P) Eu tive um incidente de quase morte, quando fui salvo de ser atropelado por um carro, por questão de segundos. Naqueles poucos segundos, experienciei tudo em câmera extremamente lenta e em detalhes extraordinários. Por que esses segundos foram vividos dessa maneira? E posso experienciar a vida nesse nível de detalhes, conscientemente?

Sadhguru

Isso aconteceu. Dois velhos se conheceram em uma pequena cidade em Indiana, em um bar da região. Ambos estavam sentados, mal-humorados, em duas mesas diferentes, bebendo. Então um dos caras olhou para o outro e viu uma marca de nascença em sua têmpora. Ele olhou para ele e disse: “Ei, você é Joshua?”. “Sim, quem é você?”. “Você não sabe? Sou Mark. Estivemos na guerra juntos”. "Oh meu Deus!". E, de repente, eles se animaram. “Na Segunda Guerra Mundial, estivemos juntos. Já se passaram 50 anos, desde então.”

Eles se sentaram em uma mesa e começaram a beber, conversar e comer. Eles reviveram cerca de 40 minutos de ação na Segunda Guerra Mundial, na Europa — 40 minutos de ataque. Eles falaram sobre esses 40 minutos de formas tão vívidas, por mais de duas horas. Depois que eles terminaram toda essa conversa, um deles perguntou ao outro: “O que você tem feito desde então?”. Ele disse: “Ah, sou apenas um vendedor”. Quarenta minutos de guerra, eles falaram por duas horas, com muita emoção; quarenta anos de vida — “sou apenas um vendedor”. Isso é tudo o que aconteceu.

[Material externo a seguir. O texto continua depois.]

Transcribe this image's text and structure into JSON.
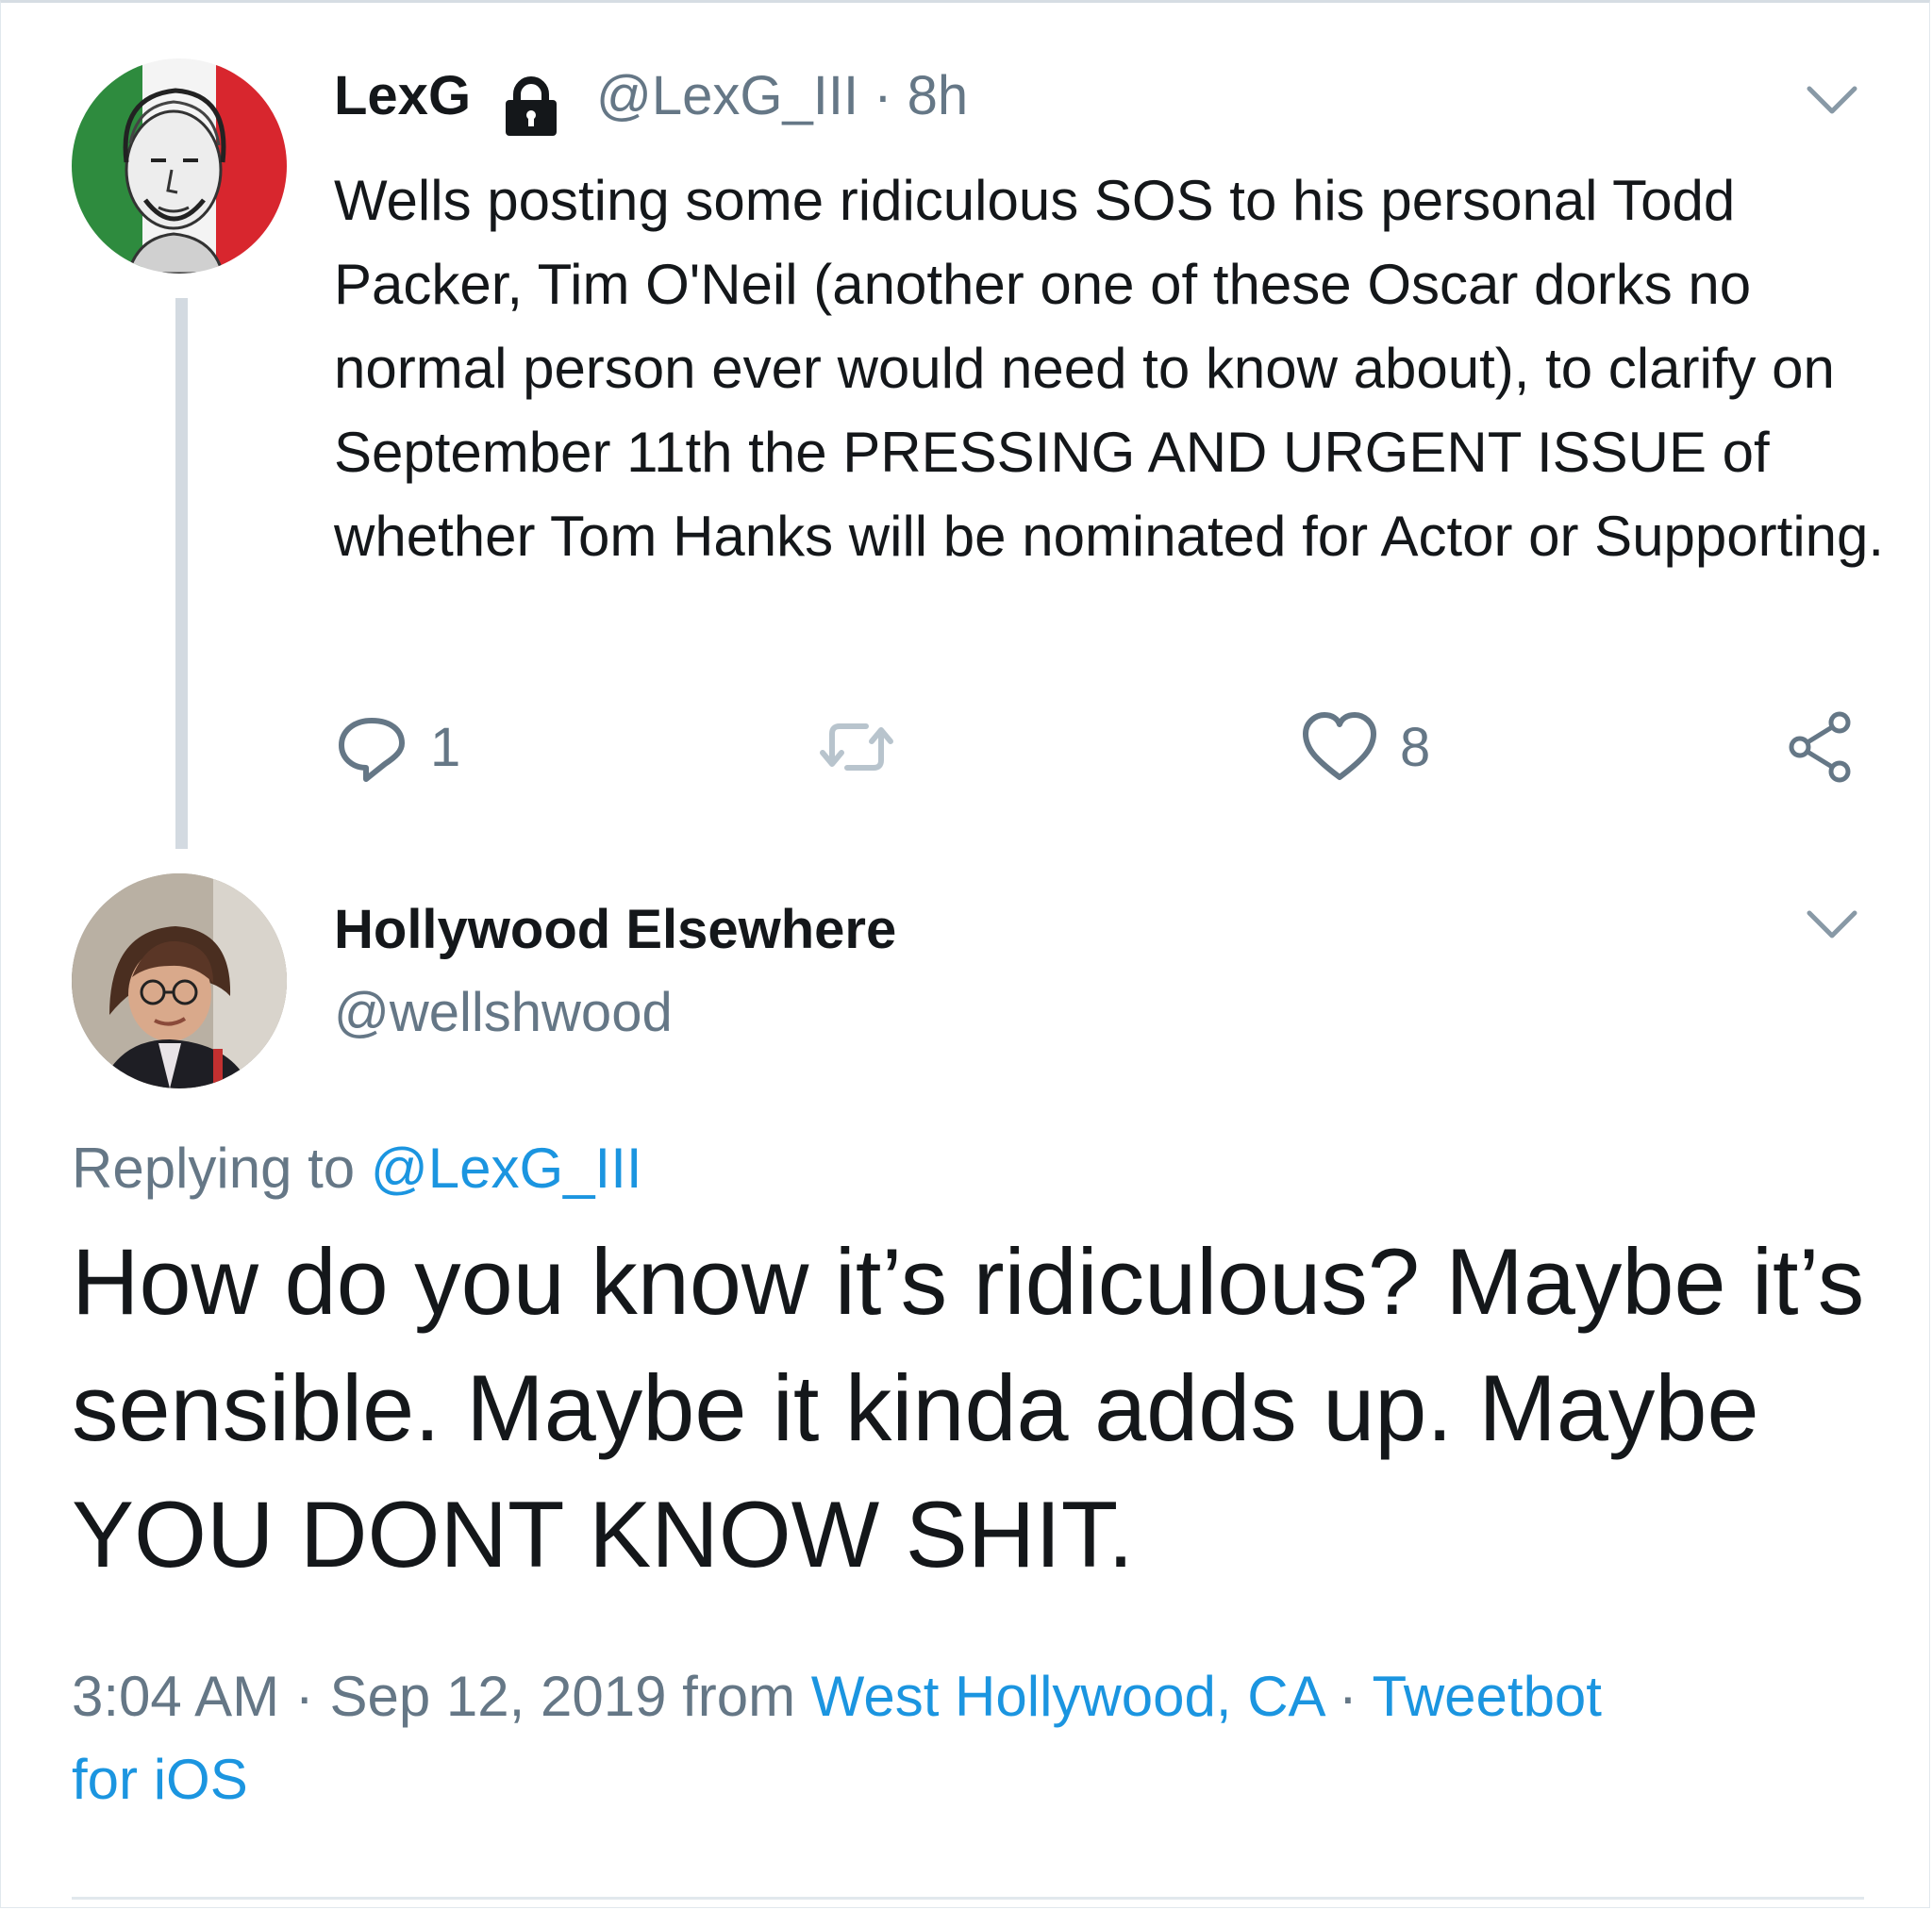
{
  "parent_tweet": {
    "author_name": "LexG",
    "handle": "@LexG_III",
    "time": "· 8h",
    "text": "Wells posting some ridiculous SOS to his personal Todd Packer, Tim O'Neil (another one of these Oscar dorks no normal person ever would need to know about), to clarify on September 11th the PRESSING AND URGENT ISSUE of whether Tom Hanks will be nominated for Actor or Supporting.",
    "reply_count": "1",
    "like_count": "8",
    "icons": {
      "reply": "reply-icon",
      "retweet": "retweet-icon",
      "like": "heart-icon",
      "share": "share-icon",
      "protected": "lock-icon",
      "menu": "chevron-down-icon"
    }
  },
  "reply_tweet": {
    "author_name": "Hollywood Elsewhere",
    "handle": "@wellshwood",
    "replying_prefix": "Replying to",
    "replying_handle": "@LexG_III",
    "text": "How do you know it’s ridiculous?  Maybe it’s sensible.  Maybe it kinda adds up.  Maybe YOU DONT KNOW SHIT.",
    "timestamp": "3:04 AM · Sep 12, 2019",
    "from_word": "from",
    "location": "West Hollywood, CA",
    "separator": "·",
    "client": "Tweetbot for iOS"
  },
  "colors": {
    "text": "#14171a",
    "secondary": "#657786",
    "link": "#1b95e0",
    "thread_line": "#d3dae1"
  }
}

Praticando para a sepultura

Infelizmente, para muitas pessoas, elas só se tornam vivas quando você as ameaça de morte — seja na guerra, seja em um acidente de carro. Quando a mortalidade o confronta forte, e de forma significativa, é quando você se torna totalmente vivo — lamentável! Quando você, verdadeiramente, genuinamente, confronta sua natureza mortal, você entende que sua vitalidade é a coisa mais importante.

Quando observo as pessoas, parece que todas estão ensaiando para o túmulo — quais tipo de pose, quais tipo de expressões faciais devem ter quando estiverem no túmulo. Elas não entendem que são mortais. Elas pensam que vão ficar aqui para sempre, então praticam a morte quando estão vivas, mas, quando você as ameaça com a morte, elas se tornam vivas. Por que você acha que Krishna escolheu dar seus ensinamentos em um campo de batalha? Não na quietude de um ashram, não nas belas selvas da Índia, não nas cavernas dos Himalaias, mas em um campo de batalha traiçoeiro — porque sem ser ameaçado pela mortalidade, a maioria dos seres humanos não tem inteligência para olhar para a própria vida.

Acho que, quando esses carros autônomos vierem, muita gente vai se realizar espiritualmente! Depois de algum tempo, talvez você aprenda a dormir nele, isso é diferente, mas, inicialmente, você não sabe se ele vai frear ou não, você não sabe se ele vai parar a tempo ou se ele vai bater. Acho que, nos primeiros meses, após os carros autônomos forem legalizados, pode haver alguma realização espiritual no planeta! Devemos estar prontos para algumas pessoas iluminadas.

Tornando-se vivo para a vida

Não espere por um acidente de carro. Você deve saber que pode ter um colapso e morrer agora mesmo. Eu não estou lhe desejando isso. Eu o abençoo com uma vida longa, mas é possível. Todos os dias, muitas pessoas morrem assim. Sentados, em pé, deitados — elas morrem em todos os tipos de posturas.

Quando você percebe que pode morrer, de repente, você valoriza a vida, tornando-se vivo para ela. Continuo lembrando às pessoas que, nesta vida, não se pode falhar, todos partirão. Você nunca viu ninguém que foi retido, porque não viveu sua vida direito, todo mundo parte, mas a maioria partirá sem nunca saber pelo que passou.

Quando você estava prestes a colidir, por alguns momentos, você sabia o que estava passando. O resto do tempo, você não sabe. Neste momento, seu drama cerebral está se sobrepondo a tudo. Isso significa que a sua criação tola está se sobrepondo à magnífica criação que estamos vivendo. Quando a sua criação tola se quebrou, quando você não pôde pensar ou se emocionar por causa do perigo da situação, de repente, parecia que você estava realmente vivo.

Toda o Yoga que estamos lhe ensinando, todos os processos em que estamos lhe iniciando é apenas para ajudá-lo a se distanciar de seu próprio drama, para que o drama cósmico entre em sua percepção. Sem isso, não há nada nesta vida.